I veered off and stood quietly on my own by the church door. Some hope! In the doorway just out of sight I found Sally's mother. She looked as though she had been crying, well natural enough I suppose, it is her daughter's wedding after all, mothers have been known to cry on these occasions. But I liked her, memories of drinks and cakes in her kitchen after school flooded back, she had always treated me like one of her own family. "She'll be happy, you know," I told with rather more confidence than I really felt.
Her reply rather surprised me. "I'm not so sure," she said. "He's a lovely young man but very self'centered, he cares more for himself than for her I think." Then as if ashamed of her outburst, turned her back and blew her nose into a tiny white lace handkerchief. I turned to go, but felt her hand on my shoulder. "I always hoped it would be you she married." She said quietly and her eyes began to fill with tears again. I nodded sympathetically. "She's a strong willed girl." I replied. "I don't think Rupert quite understands how strong yet, he will though I'm sure, don't you worry." I turned to go, anxious to avoid any further discussion about whether I should have been the one she was marrying. Did veryone think the same? Perhaps they had all turned up in the expectation of my doing some sort of impersonation of the bloke in "The Graduate". No chance….I mean it. She's a great girl, I've always said so, but definitely not for me. Well not now anyway.

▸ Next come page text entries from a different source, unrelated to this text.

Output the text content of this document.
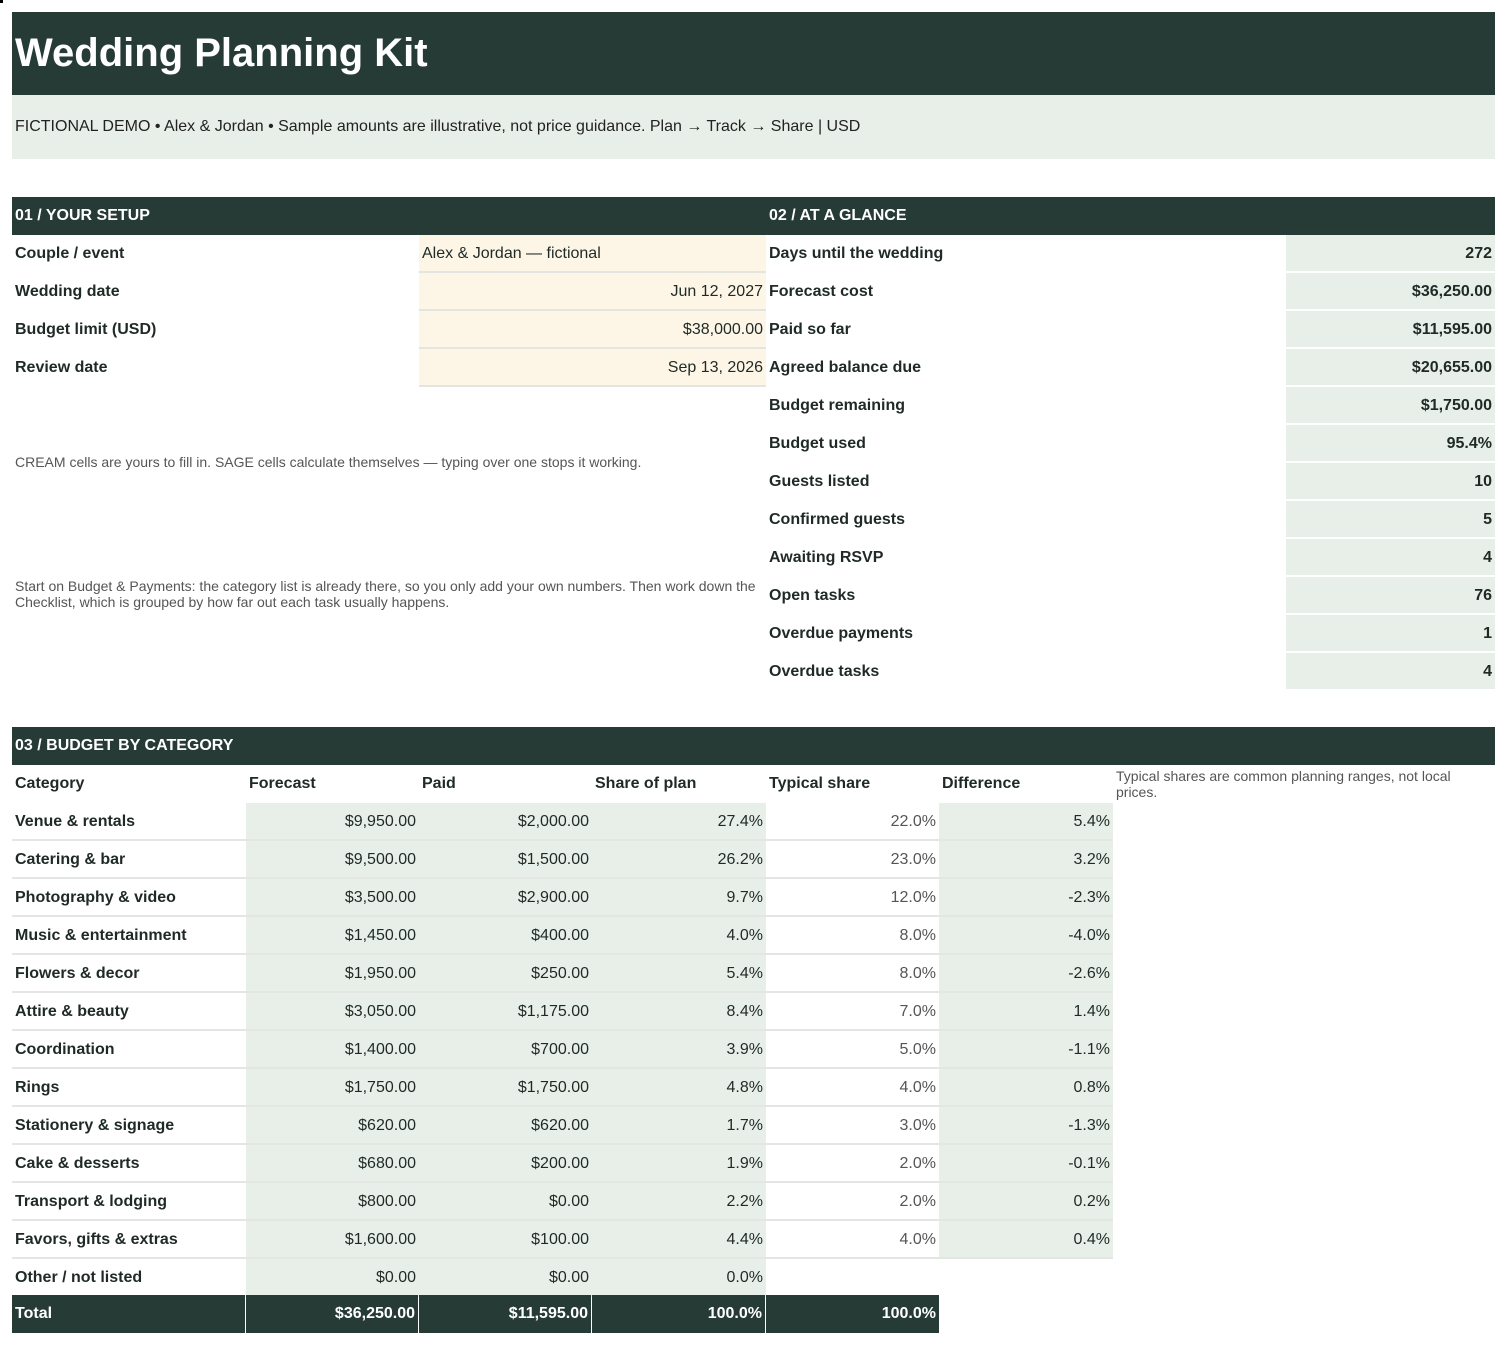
Wedding Planning Kit
FICTIONAL DEMO • Alex & Jordan • Sample amounts are illustrative, not price guidance. Plan → Track → Share | USD
01 / YOUR SETUP	02 / AT A GLANCE
Couple / event	Alex & Jordan — fictional
Wedding date	Jun 12, 2027
Budget limit (USD)	$38,000.00
Review date	Sep 13, 2026
CREAM cells are yours to fill in. SAGE cells calculate themselves — typing over one stops it working.
Start on Budget & Payments: the category list is already there, so you only add your own numbers. Then work down the Checklist, which is grouped by how far out each task usually happens.
Days until the wedding	272
Forecast cost	$36,250.00
Paid so far	$11,595.00
Agreed balance due	$20,655.00
Budget remaining	$1,750.00
Budget used	95.4%
Guests listed	10
Confirmed guests	5
Awaiting RSVP	4
Open tasks	76
Overdue payments	1
Overdue tasks	4
03 / BUDGET BY CATEGORY
Typical shares are common planning ranges, not local prices.
Category	Forecast	Paid	Share of plan	Typical share	Difference
Venue & rentals	$9,950.00	$2,000.00	27.4%	22.0%	5.4%
Catering & bar	$9,500.00	$1,500.00	26.2%	23.0%	3.2%
Photography & video	$3,500.00	$2,900.00	9.7%	12.0%	-2.3%
Music & entertainment	$1,450.00	$400.00	4.0%	8.0%	-4.0%
Flowers & decor	$1,950.00	$250.00	5.4%	8.0%	-2.6%
Attire & beauty	$3,050.00	$1,175.00	8.4%	7.0%	1.4%
Coordination	$1,400.00	$700.00	3.9%	5.0%	-1.1%
Rings	$1,750.00	$1,750.00	4.8%	4.0%	0.8%
Stationery & signage	$620.00	$620.00	1.7%	3.0%	-1.3%
Cake & desserts	$680.00	$200.00	1.9%	2.0%	-0.1%
Transport & lodging	$800.00	$0.00	2.2%	2.0%	0.2%
Favors, gifts & extras	$1,600.00	$100.00	4.4%	4.0%	0.4%
Other / not listed	$0.00	$0.00	0.0%
Total	$36,250.00	$11,595.00	100.0%	100.0%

She did finally arrive twenty-five minutes late, Rupert by then was looking a bit ragged round the edges, his best man exhausted by the number of errands he had been asked to perform, her mother had gone into the church and sat in the front row waiting for Sally's arrival and all the guests had filed into their correct places in the church. I went in last. I wanted to see what she looked like, I should have known, a vision, far too good for Rupert.
I went into the church and sat in the nearest vacant pew. I happened to be behind the group with whom my parents had been a while back. They were now in the second row from the front. To my complete astonishment the first thing I overheard the woman in front say in a stage whisper to her neighbour was "After all, pink teapots are not the answer to life are they?" Her companion smiled and nodded her head in ageement. I was beginning to wonder, perhaps they were!

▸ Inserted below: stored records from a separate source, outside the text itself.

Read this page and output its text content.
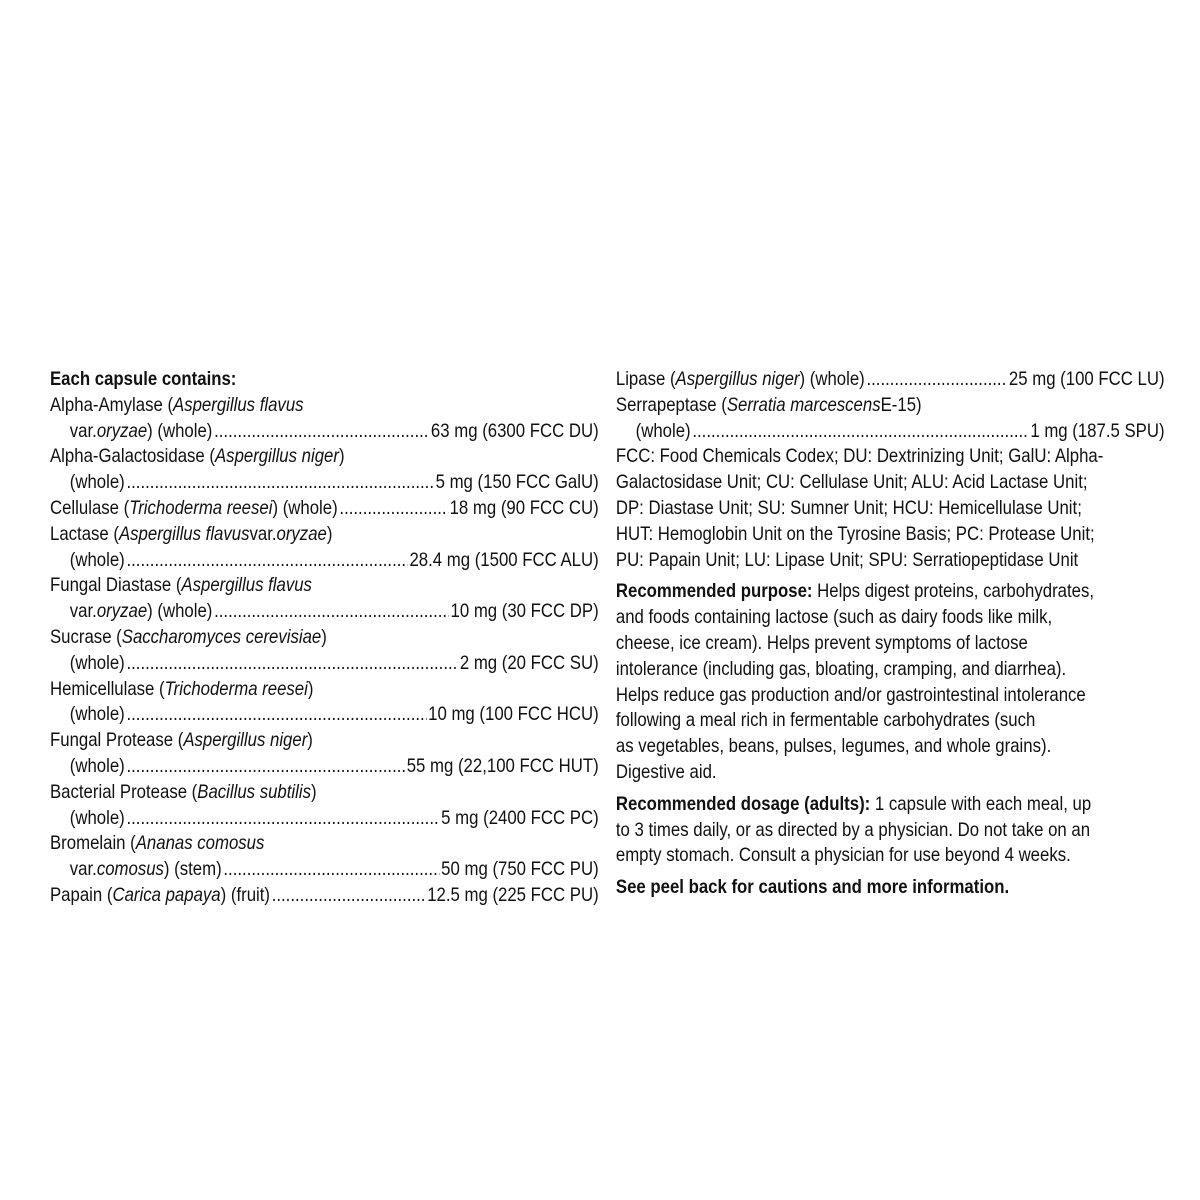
Each capsule contains:
Alpha-Amylase ( Aspergillus flavus
var. oryzae ) (whole) .....	63 mg (6300 FCC DU)
Alpha-Galactosidase ( Aspergillus niger )
(whole) .....	5 mg (150 FCC GalU)
Cellulase ( Trichoderma reesei ) (whole) .....	18 mg (90 FCC CU)
Lactase ( Aspergillus flavus var. oryzae )
(whole) .....	28.4 mg (1500 FCC ALU)
Fungal Diastase ( Aspergillus flavus
var. oryzae ) (whole) .....	10 mg (30 FCC DP)
Sucrase ( Saccharomyces cerevisiae )
(whole) .....	2 mg (20 FCC SU)
Hemicellulase ( Trichoderma reesei )
(whole) .....	10 mg (100 FCC HCU)
Fungal Protease ( Aspergillus niger )
(whole) .....	55 mg (22,100 FCC HUT)
Bacterial Protease ( Bacillus subtilis )
(whole) .....	5 mg (2400 FCC PC)
Bromelain ( Ananas comosus
var. comosus ) (stem) .....	50 mg (750 FCC PU)
Papain ( Carica papaya ) (fruit) .....	12.5 mg (225 FCC PU)
Lipase ( Aspergillus niger ) (whole) .....	25 mg (100 FCC LU)
Serrapeptase ( Serratia marcescens E-15)
(whole) .....	1 mg (187.5 SPU)
FCC: Food Chemicals Codex; DU: Dextrinizing Unit; GalU: Alpha-
Galactosidase Unit; CU: Cellulase Unit; ALU: Acid Lactase Unit;
DP: Diastase Unit; SU: Sumner Unit; HCU: Hemicellulase Unit;
HUT: Hemoglobin Unit on the Tyrosine Basis; PC: Protease Unit;
PU: Papain Unit; LU: Lipase Unit; SPU: Serratiopeptidase Unit
Recommended purpose: Helps digest proteins, carbohydrates,
and foods containing lactose (such as dairy foods like milk,
cheese, ice cream). Helps prevent symptoms of lactose
intolerance (including gas, bloating, cramping, and diarrhea).
Helps reduce gas production and/or gastrointestinal intolerance
following a meal rich in fermentable carbohydrates (such
as vegetables, beans, pulses, legumes, and whole grains).
Digestive aid.
Recommended dosage (adults): 1 capsule with each meal, up
to 3 times daily, or as directed by a physician. Do not take on an
empty stomach. Consult a physician for use beyond 4 weeks.
See peel back for cautions and more information.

The ceremony went without a hitch, the reception afterwards was a joy, Sally's father made a brilliant speech and ha-bleeding-ha Rupert made a hash of his. The wedding breakfast over, groups of friends began forming in the garden of Sally's parents' house. The caterers asked if we would like some tea. Of course we would, have you ever known a garden full of people to refuse a cup of tea on a summer's afternoon?
We all sat down at the neat little round metal tables and the waiters served the tea…..in bright pink tea-pots!. I felt it was time I wasn't there and quietly slid away through the hole in the fence that I had used to escape from Sally since I was…well very young!